4.0
challenging dark emotional hopeful sad tense fast-paced
Plot or Character Driven: Character
Strong character development: Complicated
Loveable characters: Complicated
Diverse cast of characters: Yes
Flaws of characters a main focus: Yes

The Sailor Who Fell from Grace with the Sea is a marvelous novel that is both dark and carries an allegorical meaning in the grand scheme of things. It delves into a psychological world of a teenager that is detached from the world outside his own. 

Yukio Mashima portrays Noboru's character as one caught between conformity within a peer circle and one that questions his beliefs and views about fathers. It is a beautiful yet dark portrayal of our beliefs within a group and how we put our faith in one person to give us the truth. I also looked at it from a religious lense where the chief in the story represents the leader and the followers are the teenagers that do not adopt the same power. They cannot question but blindly follow orders that they perceive to be appropriate. Yet, the absence of reason tends to lead a mind down a dark oath and that is where Noboru's character comes in. The teenagers become part of a cult that functions on the sole purpose of finding meaning in life and abiding my rigid, strict rules of their own creation. 

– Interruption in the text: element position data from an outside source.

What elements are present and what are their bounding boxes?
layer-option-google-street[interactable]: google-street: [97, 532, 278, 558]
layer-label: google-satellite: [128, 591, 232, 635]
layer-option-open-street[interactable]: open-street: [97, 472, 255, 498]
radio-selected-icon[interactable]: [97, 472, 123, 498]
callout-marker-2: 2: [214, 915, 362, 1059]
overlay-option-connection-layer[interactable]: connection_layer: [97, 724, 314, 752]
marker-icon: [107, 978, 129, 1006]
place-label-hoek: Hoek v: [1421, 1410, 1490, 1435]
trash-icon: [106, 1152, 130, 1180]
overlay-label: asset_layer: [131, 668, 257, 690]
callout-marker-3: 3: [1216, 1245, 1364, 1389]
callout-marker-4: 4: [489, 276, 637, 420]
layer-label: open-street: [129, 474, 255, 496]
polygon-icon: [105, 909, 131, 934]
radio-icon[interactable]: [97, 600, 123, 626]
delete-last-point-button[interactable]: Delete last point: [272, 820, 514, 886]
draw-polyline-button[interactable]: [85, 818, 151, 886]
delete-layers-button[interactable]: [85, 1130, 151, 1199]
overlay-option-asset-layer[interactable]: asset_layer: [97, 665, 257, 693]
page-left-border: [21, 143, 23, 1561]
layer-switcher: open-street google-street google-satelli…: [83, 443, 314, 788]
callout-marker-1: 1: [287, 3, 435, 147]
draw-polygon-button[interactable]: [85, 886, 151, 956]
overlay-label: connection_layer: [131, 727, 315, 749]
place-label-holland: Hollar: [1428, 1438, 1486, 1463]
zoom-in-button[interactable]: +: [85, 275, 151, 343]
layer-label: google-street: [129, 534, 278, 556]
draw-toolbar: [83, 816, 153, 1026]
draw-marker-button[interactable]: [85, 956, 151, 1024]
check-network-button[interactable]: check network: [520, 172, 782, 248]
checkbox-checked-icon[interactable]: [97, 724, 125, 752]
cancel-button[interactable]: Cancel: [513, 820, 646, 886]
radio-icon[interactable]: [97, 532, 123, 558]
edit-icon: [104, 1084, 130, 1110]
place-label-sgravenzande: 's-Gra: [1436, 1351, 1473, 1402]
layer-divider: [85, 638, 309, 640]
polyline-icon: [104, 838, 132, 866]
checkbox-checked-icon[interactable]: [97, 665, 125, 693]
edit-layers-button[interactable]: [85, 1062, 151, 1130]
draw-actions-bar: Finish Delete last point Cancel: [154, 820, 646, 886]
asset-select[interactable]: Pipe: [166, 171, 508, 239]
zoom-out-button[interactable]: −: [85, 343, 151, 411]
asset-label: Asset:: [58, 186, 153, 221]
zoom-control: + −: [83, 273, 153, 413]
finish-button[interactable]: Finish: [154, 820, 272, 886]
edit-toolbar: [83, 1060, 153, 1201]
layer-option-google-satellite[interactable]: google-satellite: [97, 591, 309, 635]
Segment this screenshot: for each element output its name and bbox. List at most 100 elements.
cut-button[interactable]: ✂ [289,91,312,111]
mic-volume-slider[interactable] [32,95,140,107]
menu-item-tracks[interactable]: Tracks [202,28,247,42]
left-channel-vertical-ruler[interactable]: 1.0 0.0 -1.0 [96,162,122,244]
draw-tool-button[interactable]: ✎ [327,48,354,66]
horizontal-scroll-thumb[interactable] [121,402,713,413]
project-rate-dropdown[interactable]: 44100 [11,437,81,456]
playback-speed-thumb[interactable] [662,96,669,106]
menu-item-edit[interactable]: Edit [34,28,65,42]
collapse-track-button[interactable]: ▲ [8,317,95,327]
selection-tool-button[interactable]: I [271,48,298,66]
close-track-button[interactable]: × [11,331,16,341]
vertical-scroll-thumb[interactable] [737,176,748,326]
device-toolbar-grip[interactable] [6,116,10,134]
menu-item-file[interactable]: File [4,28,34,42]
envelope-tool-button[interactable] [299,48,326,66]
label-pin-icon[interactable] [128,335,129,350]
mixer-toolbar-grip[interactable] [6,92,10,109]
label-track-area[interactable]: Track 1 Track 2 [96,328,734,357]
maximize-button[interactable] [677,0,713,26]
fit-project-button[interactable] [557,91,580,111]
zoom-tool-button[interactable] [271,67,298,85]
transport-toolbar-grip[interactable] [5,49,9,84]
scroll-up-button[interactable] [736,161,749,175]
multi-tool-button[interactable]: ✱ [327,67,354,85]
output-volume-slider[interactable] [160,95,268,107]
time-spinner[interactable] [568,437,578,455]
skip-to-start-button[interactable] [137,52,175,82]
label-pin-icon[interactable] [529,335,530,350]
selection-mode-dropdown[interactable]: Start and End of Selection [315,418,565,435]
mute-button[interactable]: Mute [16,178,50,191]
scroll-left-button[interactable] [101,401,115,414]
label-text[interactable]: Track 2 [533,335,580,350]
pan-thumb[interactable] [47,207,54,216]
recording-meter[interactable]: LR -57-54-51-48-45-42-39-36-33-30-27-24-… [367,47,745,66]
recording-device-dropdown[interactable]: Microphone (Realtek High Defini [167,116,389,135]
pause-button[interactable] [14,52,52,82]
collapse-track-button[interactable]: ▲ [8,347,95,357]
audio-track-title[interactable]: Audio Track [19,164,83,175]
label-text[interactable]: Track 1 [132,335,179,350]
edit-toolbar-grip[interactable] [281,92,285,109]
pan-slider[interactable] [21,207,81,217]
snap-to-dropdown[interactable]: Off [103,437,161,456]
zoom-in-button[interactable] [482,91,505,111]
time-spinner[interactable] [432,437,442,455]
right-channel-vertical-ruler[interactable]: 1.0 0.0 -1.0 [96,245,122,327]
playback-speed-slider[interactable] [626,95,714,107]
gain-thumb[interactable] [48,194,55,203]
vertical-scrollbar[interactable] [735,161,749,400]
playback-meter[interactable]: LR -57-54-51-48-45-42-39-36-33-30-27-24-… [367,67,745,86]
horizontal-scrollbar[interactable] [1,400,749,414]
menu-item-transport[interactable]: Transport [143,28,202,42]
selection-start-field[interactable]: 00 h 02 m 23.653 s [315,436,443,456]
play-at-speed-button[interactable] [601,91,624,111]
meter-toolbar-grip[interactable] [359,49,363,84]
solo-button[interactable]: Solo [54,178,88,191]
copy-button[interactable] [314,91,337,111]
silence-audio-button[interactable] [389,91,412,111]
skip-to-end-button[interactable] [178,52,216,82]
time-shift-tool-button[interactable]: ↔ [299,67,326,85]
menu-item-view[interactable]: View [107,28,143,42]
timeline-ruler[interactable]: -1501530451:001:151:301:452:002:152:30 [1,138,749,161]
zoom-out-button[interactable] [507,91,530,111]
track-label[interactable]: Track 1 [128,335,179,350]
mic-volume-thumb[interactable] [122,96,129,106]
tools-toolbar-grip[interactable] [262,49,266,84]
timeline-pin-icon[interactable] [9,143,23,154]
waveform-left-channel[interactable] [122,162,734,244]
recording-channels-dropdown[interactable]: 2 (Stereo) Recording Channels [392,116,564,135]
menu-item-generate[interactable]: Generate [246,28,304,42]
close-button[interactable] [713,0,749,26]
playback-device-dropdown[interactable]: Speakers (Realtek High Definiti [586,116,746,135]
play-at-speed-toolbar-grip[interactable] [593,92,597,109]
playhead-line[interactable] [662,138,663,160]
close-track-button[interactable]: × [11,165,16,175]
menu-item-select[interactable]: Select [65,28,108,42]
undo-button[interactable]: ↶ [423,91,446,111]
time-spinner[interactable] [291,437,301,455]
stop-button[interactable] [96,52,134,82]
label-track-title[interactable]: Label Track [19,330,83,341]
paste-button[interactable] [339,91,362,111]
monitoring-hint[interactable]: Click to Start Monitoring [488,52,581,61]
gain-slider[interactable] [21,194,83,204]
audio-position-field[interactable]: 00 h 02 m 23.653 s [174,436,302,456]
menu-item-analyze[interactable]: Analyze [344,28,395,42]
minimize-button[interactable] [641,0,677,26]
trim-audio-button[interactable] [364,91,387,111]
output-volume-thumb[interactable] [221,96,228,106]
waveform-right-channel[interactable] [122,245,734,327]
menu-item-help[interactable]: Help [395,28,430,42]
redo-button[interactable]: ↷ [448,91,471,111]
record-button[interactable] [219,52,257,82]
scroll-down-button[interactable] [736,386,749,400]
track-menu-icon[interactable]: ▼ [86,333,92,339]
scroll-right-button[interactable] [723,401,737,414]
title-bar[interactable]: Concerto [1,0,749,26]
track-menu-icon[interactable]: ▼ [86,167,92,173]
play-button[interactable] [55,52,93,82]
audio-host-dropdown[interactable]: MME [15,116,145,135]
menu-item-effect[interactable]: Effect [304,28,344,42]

I also found the novel moving because it illustrates the lost glory and inner death of a character like Ryuji who dismisses everything that he was passionate about to adopt a normative life in society. The realization of this death pulls him back towards the sea where his soul lies. 

I am a fan of Mashima's writing because he paints vivid images within the dark and disturbing ideas. 

I would highly recommend this novel. It reminded me of Lord of the Flies.